Ø  Tomatoes are at their best now and I certainly have more than I can use in the odd salad, or even a daily salad. Think about using the excess for Tomato Ketchup, Tomato Chutney, Freezing as pulp for winter use, freezing in a salsa with other ingredients. Outdoor tomatoes are likely to finish cropping earlier than the indoor grown varieties.
Ø  Peppers and chillies – are now beginning to ripen. Peppers can be stored frozen as part of a salsa, chutney or just sliced and frozen. If growing a thickly fleshed chilli like Jalapeno, they do not dry well in our UK conditions but, they will keep well, sliced in small pots in the freezer. Thinly fleshed chillies like Joe’s Long can be hung up and dried very successfully and used all winter long.
Ø  Potatoes – it is likely that all Earlies and Second Earlies have long been harvested and eaten. We now just have Maincrop potatoes but, even these can fall into the Early Maincrop and Late Maincrop types.

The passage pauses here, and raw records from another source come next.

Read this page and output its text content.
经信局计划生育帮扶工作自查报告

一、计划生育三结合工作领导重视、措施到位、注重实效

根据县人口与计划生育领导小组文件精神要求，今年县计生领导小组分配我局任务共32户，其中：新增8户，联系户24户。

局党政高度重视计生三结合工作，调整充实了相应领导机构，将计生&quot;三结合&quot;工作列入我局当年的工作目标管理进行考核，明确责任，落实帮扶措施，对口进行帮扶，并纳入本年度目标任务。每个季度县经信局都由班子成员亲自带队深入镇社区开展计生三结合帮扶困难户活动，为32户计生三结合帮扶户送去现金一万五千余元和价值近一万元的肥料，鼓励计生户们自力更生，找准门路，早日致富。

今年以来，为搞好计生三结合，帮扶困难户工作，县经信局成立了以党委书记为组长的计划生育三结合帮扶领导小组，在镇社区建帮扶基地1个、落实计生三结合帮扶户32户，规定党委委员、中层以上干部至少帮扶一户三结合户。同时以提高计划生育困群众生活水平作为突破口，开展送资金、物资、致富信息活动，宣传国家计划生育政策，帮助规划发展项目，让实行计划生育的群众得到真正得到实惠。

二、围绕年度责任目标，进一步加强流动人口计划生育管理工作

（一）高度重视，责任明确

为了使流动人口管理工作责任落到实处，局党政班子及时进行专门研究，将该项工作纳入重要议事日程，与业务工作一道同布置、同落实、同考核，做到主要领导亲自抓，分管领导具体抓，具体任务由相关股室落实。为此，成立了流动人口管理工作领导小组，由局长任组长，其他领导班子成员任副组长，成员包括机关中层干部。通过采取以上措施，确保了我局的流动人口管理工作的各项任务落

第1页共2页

My Mayan Gold Potatoes [an early Maincrop type] have long gone and were wonderful this year. I did give lots away – not because I wanted to get rid of them but, I was hoping to persuade others to plant these. Unfortunately, they don’t keep well for over winter use or I would grow more of them.  My late Maincrop variety of choice is Sarpo Mira which, I hope, might see me through the winter – they have excellent flavour and cooking qualities, are blight resistant and will store successfully through the winter. I will start to harvest them later this month. I suppose I could recommend autumn planting of potatoes for the Christmas market but, I have tried this and even though I protected my crops with horticultural fleece, I still didn't get a crop - well, not that year although they did sprout and produce a crop in the following summer.


Ø  Maincrop carrots should be excellent – large and luscious – as long as the carrot-root-fly have not got there first – this year I planted a tub of carrots in my back yard – no carrot root fly [they have been excellent but, perhaps, if I made a practice of this the flies would discover my little plot. For not, I will try this again!]. However, I also sowed a row of ‘Ideal Red’ in a row on my plot, under nets to keep the pigeons off – actually they are really quite orange – in early May. So far, I’ve seen not fly damage and the quality and flavour of the carrots has been excellent.
Ø  Brassicas – some varieties of Brussels Sprouts, broccoli/calabrese and late cabbage are available now. Early kale can be harvested but may be best left until winter.
Ø  Early leeks and parsnips can be harvestable now.
Ø  Salad crops, of course are still excellent where we have managed to keep the pests off.
Ø  Fruit – autumn harvesting raspberries are still available;
-          Apples, depending on the variety will now be harvestable – if they come easily from the stem they should be ready and can be stored. If you allow them to fall, the resultant bruising will mean that they must be used immediately. Check also for insect damage – those fruits also must be used immediately or discarded.
-          Plums, pears and damsons will now become ready to harvest.
-          Some varieties of blueberry are still cropping

Our birds can also look forward [do they do this?] to a short time of not raising broods but, for them winter can be a harsh time so, do think about feeding them and providing water for them during the cold months.